The other required characteristic, amenability to dimerisation via the distal face of H5, does indeed occur in some Oxa1 superfamily members. This interface is occupied by an intramolecular interaction with h4h5 in bacterial YidC, but it remains exposed in archaeal YidC and its eukaryotic descendants. There are no published data on YidC biochemistry in archaeal cells, but eukaryotic EMC3 and GET1 are known to form separate complexes, and structural models show that they use the distal face of H5 to do so (Fig. 5a [21,22,23,24,25]). These interactions via H5 are heterodimeric, rather than homodimeric, but nonetheless demonstrate that EMC3 and GET1 can dimerise (with EMC6 and GET2, respectively) along the same interface as the proto-SecY homodimer without impeding their translocation activities.
To determine whether this propensity to dimerise via H5 is ancient or eukaryote-specific, we queried nine diverse archaeal proteomes for homologs of H. sapiens EMC6 or GET2 using HHpred . Although none displayed significant similarity with GET2, every proteome queried contained exactly one protein similar to EMC6 (Fig. 5b). Among these archaeal proteins, those most similar to eukaryotic EMC6 tend to come from the species most closely related to eukaryotes: the Asgard archaean, then the TACK archaean, and then the euryarchaeans. This phylogenetic concordance indicates that the archaeal proteins are homologs of the eukaryotic protein and that their ubiquity is due to an ancient origin. Reciprocal queries of H. sapiens and S. cerevisiae proteomes with the Asgard EMC6-like protein (Lokiarch_50810) identified EMC6 in both cases as high-confidence hits. Unexpectedly, the H. sapiens search also identified an additional, even more similar hit, C20orf24 (Fig. 5b).

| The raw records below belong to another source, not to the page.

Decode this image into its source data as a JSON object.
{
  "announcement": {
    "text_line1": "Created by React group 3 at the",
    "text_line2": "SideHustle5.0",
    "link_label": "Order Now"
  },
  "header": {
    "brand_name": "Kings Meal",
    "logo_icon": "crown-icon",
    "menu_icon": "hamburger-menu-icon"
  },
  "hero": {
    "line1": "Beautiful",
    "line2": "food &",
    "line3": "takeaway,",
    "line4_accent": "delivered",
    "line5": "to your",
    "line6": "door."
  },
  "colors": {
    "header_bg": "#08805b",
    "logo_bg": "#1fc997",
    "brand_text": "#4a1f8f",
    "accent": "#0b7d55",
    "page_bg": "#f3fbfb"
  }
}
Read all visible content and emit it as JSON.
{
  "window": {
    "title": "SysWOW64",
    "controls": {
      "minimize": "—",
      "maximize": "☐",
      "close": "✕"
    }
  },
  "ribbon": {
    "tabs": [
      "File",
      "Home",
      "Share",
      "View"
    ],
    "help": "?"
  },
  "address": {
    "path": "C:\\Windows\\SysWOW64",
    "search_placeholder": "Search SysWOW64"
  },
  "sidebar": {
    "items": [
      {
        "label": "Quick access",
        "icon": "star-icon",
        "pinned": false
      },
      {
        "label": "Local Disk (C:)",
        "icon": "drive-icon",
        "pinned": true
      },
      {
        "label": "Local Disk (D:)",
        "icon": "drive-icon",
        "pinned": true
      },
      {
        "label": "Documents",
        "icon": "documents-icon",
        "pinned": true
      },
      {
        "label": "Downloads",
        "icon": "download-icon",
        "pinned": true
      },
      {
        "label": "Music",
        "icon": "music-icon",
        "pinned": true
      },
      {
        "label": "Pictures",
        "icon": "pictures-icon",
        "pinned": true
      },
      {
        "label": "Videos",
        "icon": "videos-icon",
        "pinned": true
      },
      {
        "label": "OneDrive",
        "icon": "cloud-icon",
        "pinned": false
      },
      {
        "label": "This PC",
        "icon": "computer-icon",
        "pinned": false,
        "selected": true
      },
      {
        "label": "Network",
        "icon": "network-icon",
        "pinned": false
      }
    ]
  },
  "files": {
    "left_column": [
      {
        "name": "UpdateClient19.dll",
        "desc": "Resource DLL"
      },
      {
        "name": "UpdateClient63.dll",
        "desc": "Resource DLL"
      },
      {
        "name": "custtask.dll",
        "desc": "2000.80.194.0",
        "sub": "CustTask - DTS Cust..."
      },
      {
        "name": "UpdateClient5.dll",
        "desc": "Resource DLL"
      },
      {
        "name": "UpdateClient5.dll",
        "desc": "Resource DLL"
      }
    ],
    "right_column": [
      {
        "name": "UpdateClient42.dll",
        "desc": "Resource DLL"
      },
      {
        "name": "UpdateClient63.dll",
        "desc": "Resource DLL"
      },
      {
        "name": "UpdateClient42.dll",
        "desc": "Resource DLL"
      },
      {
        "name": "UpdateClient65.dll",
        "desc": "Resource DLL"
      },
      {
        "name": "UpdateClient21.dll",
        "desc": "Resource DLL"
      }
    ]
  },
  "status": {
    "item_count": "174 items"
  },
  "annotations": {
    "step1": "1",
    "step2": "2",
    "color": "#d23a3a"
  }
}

To determine if these EMC6 homologs bind to an Oxa1 superfamily member, we performed coevolutionary contact-restrained structure prediction using AlphaFold 2.0 [71, 72] for putative archaeal (M. jannaschii YidC/MJ0606) and eukaryotic (H. sapiens TMCO1/C20orf24) complexes. This yielded heterodimeric models with very high confidence scores for both the local structure of each protomer (Additional file 2: Figure S4a; Additional file 5) and those protomers’ alignment in the heterodimer (Additional file 2: Figure S4b). This indicates that the distal face of H5 is used for heterodimerisation not only by eukaryotic EMC3 and GET1 but also by TMCO1 and archaeal YidC. TMCO1/C20orf24 interaction is consistent with the aforementioned absence of C20orf24 from S. cerevisiae (Fig. 5b) because cerevisiae also lacks TMCO1.
Although GET2 lacks strong sequence similarity with these EMC6 homologs, its structural similarity with EMC6 was immediately recognised [24, 25]. Our identification of archaeal EMC6 homologs reveals a plausible origin for GET2. Consistent with this, although our GET2 query of the lokiarchaean proteome did not identify any very high-similarity proteins, the most similar membrane protein was indeed an EMC6 homolog (Lokiarch_50810, HHpred p = 0.0057). Moreover, the aligned columns between GET2 and Lokiarch_50810 correspond exactly to their structurally similar transmembrane domains. The single large gap in this alignment spans the cytoplasmic extension of GET2 TM3, which brings it into contact with GET3 (Fig. 5c). Thus, the major difference between GET2 and EMC6 can be explained as a functional adaptation for GET3 recognition, not unlike GET1’s elongation of H2/3.
The absence of a similar heterodimer in bacteria suggests that it may have been acquired in archaea after divergence from bacteria, which instead acquired the H5-occluding transmembrane hairpin in h4h5 (Fig. 4). An archaeal origin for the EMC6-like proteins would be consistent with their genomic location, which is distant from the widely conserved cluster of cenancestral ribosomal genes, SecY and YidC . In the period prior to heterodimerisation with EMC6-like proteins, a YidC homolog could have evolved to use H5 for homodimerisation, giving rise to proto-SecY. YidC’s universal tendency to cover the distal face of H5 supports this possibility.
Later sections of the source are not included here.